This Resident Roundup post was submitted by Ruben Arias, MD, a third-year orthopaedic surgery resident at the Universidad Pontificia Bolivariana in Medellín, Colombia.
It was 2 a.m. on a trauma call when I caught myself doing it. A 28-year-old motorcyclist had come in with a floating shoulder, and while I was waiting for the CT, I opened ChatGPT on my phone and typed: “management of ipsilateral clavicle and glenoid neck fracture.” The answer was clean, structured, almost too good. I read it twice, walked back into the trauma bay, and presented the case to my attending as if I had been thinking about it the whole time.
He asked me one follow-up question about why the superior shoulder suspensory complex (SSSC) mattered for that specific fracture pattern, and I froze. I knew the words. I did not know the reasoning behind them.
That moment stayed with me. Not because I had used artificial intelligence (AI), but because I had used it badly.
I am a third-year orthopaedic resident, and like almost everyone in my program, I find that AI is now part of how I work. We use it to draft discharge summaries, structure case presentations, polish manuscripts, and yes, sometimes to remind us of a classification at 2:00 in the morning. It is fast, available, and confident. Especially the confident part.
And that is exactly where the problem starts.
After the trauma case, I started paying attention to how I was actually using these tools. The honest answer was uncomfortable. I was asking AI to give me answers I had not earned. I was skipping the part of learning that hurts the most, the part where you sit with a question, struggle with it, look it up in three different places, and slowly build something that becomes yours. AI was letting me sound knowledgeable without being knowledgeable, and I could feel the difference whenever an attending pushed back two questions deep.
So, I made a rule for myself, and I am still trying to follow it. I think first, then ask.
Before I open any chatbot, I write down what I think the answer is, even if it is wrong, even if it is messy. For a Schatzker type-IV tibial plateau fracture, I sketch out my mental plan: approach, fixation strategy, what I am worried about. Then I ask AI, and I treat its answer as a second opinion from a very well-read colleague who has never operated on anyone. Sometimes it confirms what I thought. Sometimes it corrects me, and that correction sticks precisely because I had committed to an answer first. Sometimes it is plainly wrong, and noticing that is the most valuable part of the exercise.
I have also stopped letting AI write things I do not understand. Last month, I was working on a paper about rotator cuff repair outcomes, and an AI tool produced a beautifully written paragraph about subscapularis tendon healing biomechanics. It cited two papers. Neither paper existed. They were invented, with plausible authors, plausible journals, plausible years. If I had not gone to look them up, those phantom references would have ended up in a submission with my name on it. That was the day I started treating every AI-generated sentence as guilty until verified.
Using AI as a tool and not as an authority, for me, looks like this in practice: I let it help me organize ideas, not generate them. I let it summarize a long article after I have read the abstract myself. I let it suggest a differential, and then I argue with it. I never let it write a conclusion I cannot defend out loud to my chief.

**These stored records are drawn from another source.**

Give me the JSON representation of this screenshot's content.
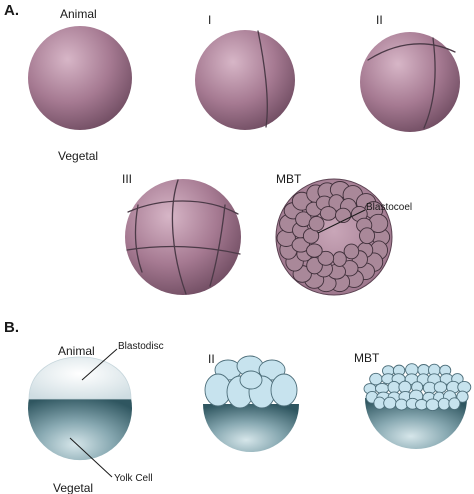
{
  "panel_a": {
    "label": "A.",
    "animal_label": "Animal",
    "vegetal_label": "Vegetal",
    "stages": [
      "I",
      "II",
      "III",
      "MBT"
    ],
    "blastocoel_label": "Blastocoel"
  },
  "panel_b": {
    "label": "B.",
    "animal_label": "Animal",
    "vegetal_label": "Vegetal",
    "blastodisc_label": "Blastodisc",
    "yolk_label": "Yolk Cell",
    "stages": [
      "II",
      "MBT"
    ]
  },
  "colors": {
    "embryo_mauve": "#a67a92",
    "cell_outline": "#3f2f3a",
    "yolk_teal": "#4f7580",
    "blastodisc_light": "#e9eff1",
    "cell_blue": "#c7e3ee"
  }
}
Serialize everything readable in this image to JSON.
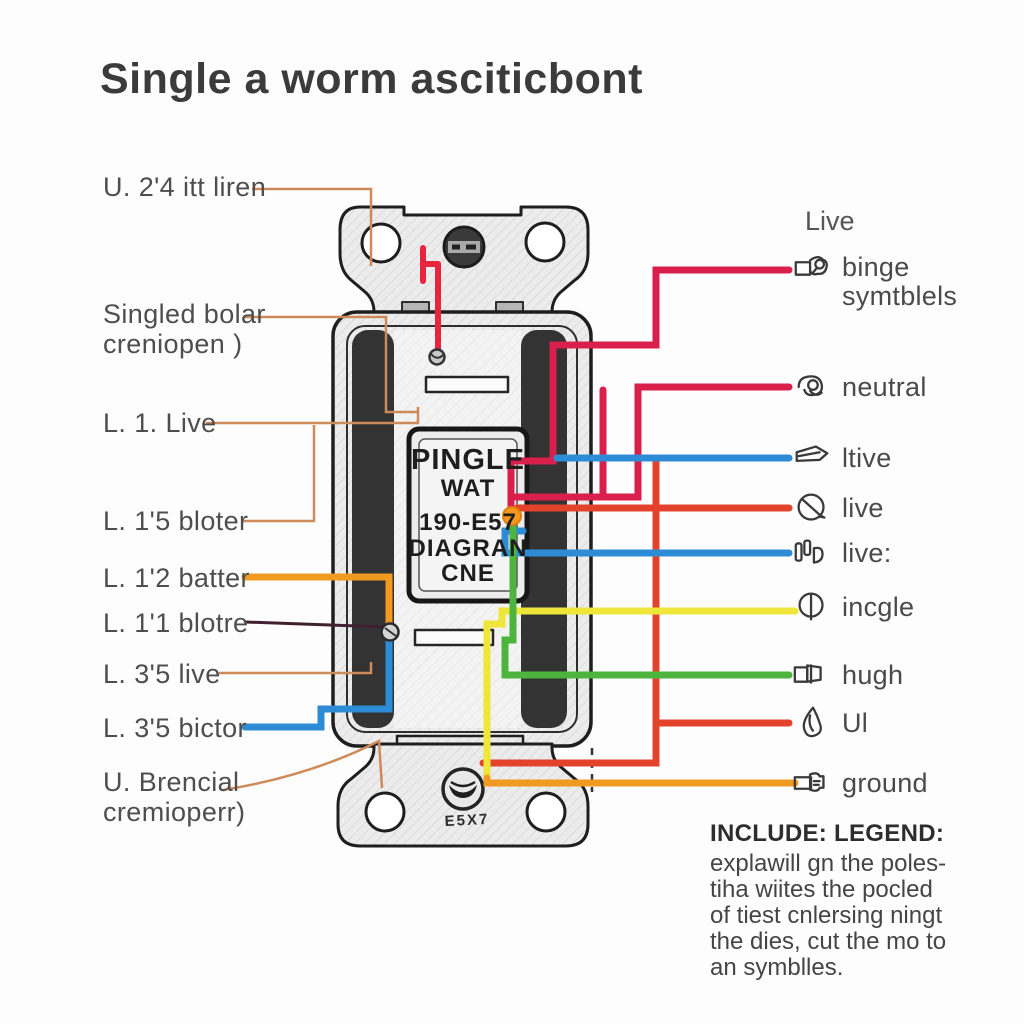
{
  "title": "Single a worm asciticbont",
  "left_labels": [
    {
      "text": "U. 2'4 itt liren"
    },
    {
      "text": "Singled bolar\ncreniopen )"
    },
    {
      "text": "L. 1. Live"
    },
    {
      "text": "L. 1'5 bloter"
    },
    {
      "text": "L. 1'2 batter"
    },
    {
      "text": "L. 1'1 blotre"
    },
    {
      "text": "L. 3'5 live"
    },
    {
      "text": "L. 3'5 bictor"
    },
    {
      "text": "U. Brencial\ncremioperr)"
    }
  ],
  "device": {
    "brand_line1": "PINGLE",
    "brand_line2": "WAT",
    "model_line1": "190-E57",
    "model_line2": "DIAGRAN",
    "model_line3": "CNE",
    "footer_code": "E5X7"
  },
  "legend": {
    "header": "Live",
    "items": [
      {
        "label": "binge\nsymtblels",
        "icon": "wire-nut-icon",
        "wire_color": "#d91f4c"
      },
      {
        "label": "neutral",
        "icon": "wire-loop-icon",
        "wire_color": "#d91f4c"
      },
      {
        "label": "ltive",
        "icon": "flag-icon",
        "wire_color": "#2e8bd6"
      },
      {
        "label": "live",
        "icon": "screw-head-icon",
        "wire_color": "#e2432a"
      },
      {
        "label": "live:",
        "icon": "terminal-pins-icon",
        "wire_color": "#2e8bd6"
      },
      {
        "label": "incgle",
        "icon": "circle-line-icon",
        "wire_color": "#efe63a"
      },
      {
        "label": "hugh",
        "icon": "plug-icon",
        "wire_color": "#4db43e"
      },
      {
        "label": "Ul",
        "icon": "droplet-icon",
        "wire_color": "#e2432a"
      },
      {
        "label": "ground",
        "icon": "clamp-icon",
        "wire_color": "#f09a22"
      }
    ]
  },
  "note": {
    "heading": "INCLUDE: LEGEND:",
    "body": "explawill gn the poles-\ntiha wiites the pocled\nof tiest cnlersing ningt\nthe dies, cut the mo to\nan symblles."
  },
  "colors": {
    "crimson_wire": "#d91f4c",
    "blue_wire": "#2e8bd6",
    "red_wire": "#e2432a",
    "yellow_wire": "#efe63a",
    "green_wire": "#4db43e",
    "orange_wire": "#f09a22",
    "top_red_wire": "#e8243f",
    "tan_leader": "#cf8a5a",
    "maroon_leader": "#402030",
    "terminal_dot": "#f59a1f",
    "device_outline": "#1e1e1e"
  }
}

The deeper question, the one I keep coming back to, is how much is enough? How much AI is too much during training? I do not have a clean answer. What I do know is that the operating room is the place where this question stops being theoretical. When I am at the table and the humeral head is not reducing the way the preoperative plan said it would, when the rotator cuff tissue is worse than the MRI suggested, when the patient’s oxygen level starts dropping, there is no prompt to type. There is only what I have actually internalized.

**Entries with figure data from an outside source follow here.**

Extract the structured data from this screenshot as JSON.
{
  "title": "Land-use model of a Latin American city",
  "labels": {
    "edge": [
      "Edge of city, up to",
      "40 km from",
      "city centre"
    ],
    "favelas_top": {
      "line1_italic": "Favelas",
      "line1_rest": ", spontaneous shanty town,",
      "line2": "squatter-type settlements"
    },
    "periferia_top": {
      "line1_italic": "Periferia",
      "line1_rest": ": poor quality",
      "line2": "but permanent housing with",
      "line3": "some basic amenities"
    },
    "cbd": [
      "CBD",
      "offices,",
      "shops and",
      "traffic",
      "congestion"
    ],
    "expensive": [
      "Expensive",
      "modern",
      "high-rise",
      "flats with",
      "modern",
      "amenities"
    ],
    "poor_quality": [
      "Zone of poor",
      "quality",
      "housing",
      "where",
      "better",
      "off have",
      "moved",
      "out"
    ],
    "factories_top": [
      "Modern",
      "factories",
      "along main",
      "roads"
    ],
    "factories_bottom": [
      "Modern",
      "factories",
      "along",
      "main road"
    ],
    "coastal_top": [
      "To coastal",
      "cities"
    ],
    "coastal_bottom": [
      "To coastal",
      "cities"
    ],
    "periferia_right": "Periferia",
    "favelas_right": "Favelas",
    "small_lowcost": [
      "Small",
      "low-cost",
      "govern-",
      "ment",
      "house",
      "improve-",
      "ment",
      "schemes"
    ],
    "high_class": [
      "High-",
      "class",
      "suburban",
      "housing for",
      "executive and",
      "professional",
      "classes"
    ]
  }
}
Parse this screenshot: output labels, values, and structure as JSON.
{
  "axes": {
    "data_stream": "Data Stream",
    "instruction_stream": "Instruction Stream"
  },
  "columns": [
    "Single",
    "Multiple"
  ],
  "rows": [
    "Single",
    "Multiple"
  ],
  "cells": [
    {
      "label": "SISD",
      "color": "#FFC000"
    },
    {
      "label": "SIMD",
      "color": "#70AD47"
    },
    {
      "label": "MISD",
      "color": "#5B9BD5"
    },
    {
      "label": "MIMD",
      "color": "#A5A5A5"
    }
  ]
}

AI cannot feel the resistance of a screw going into osteoporotic bone. It cannot tell me, from the way a glenoid looks under arthroscopy, that the labrum has deteriorated more than expected. It cannot decide, in the half-second it takes, whether to convert to an open procedure. Those decisions are built from years of repetition, of being wrong in front of someone more experienced, of staying late to read about the case I almost botched. Nothing about that process is efficient, and I am starting to think that the inefficiency is the point.
I am not anti-AI. I will keep using it. It has genuinely made me a faster writer, a more organized presenter, and an occasionally less ignorant trauma resident at 2 a.m. But I have stopped pretending it is neutral. Every time I outsource a thought, I am also outsourcing a small piece of the surgeon I am trying to become.
My residency has not given me a formal class on this. Most have not. So, we are figuring it out in the hallways, between cases, in group chats with other residents who are quietly wondering the same thing. Maybe that is fine. Maybe this is one of those things each generation of trainees must negotiate on its own.
But if I had to leave a single sentence for the resident starting a new year in their program, it would be this: use the tool but make sure that when the OR door closes behind you, the person scrubbed in is still you.
Because in there, AI does not make decisions. We do.
Ruben Arias, MD, is a third-year orthopaedic surgery resident at the Universidad Pontificia Bolivariana in Medellín, Colombia.
Dr. Arias notes that AI tools were used for this post solely to assist with language editing, grammar refinement, and readability. All ideas, opinions, interpretations, and final content were developed and reviewed by the author.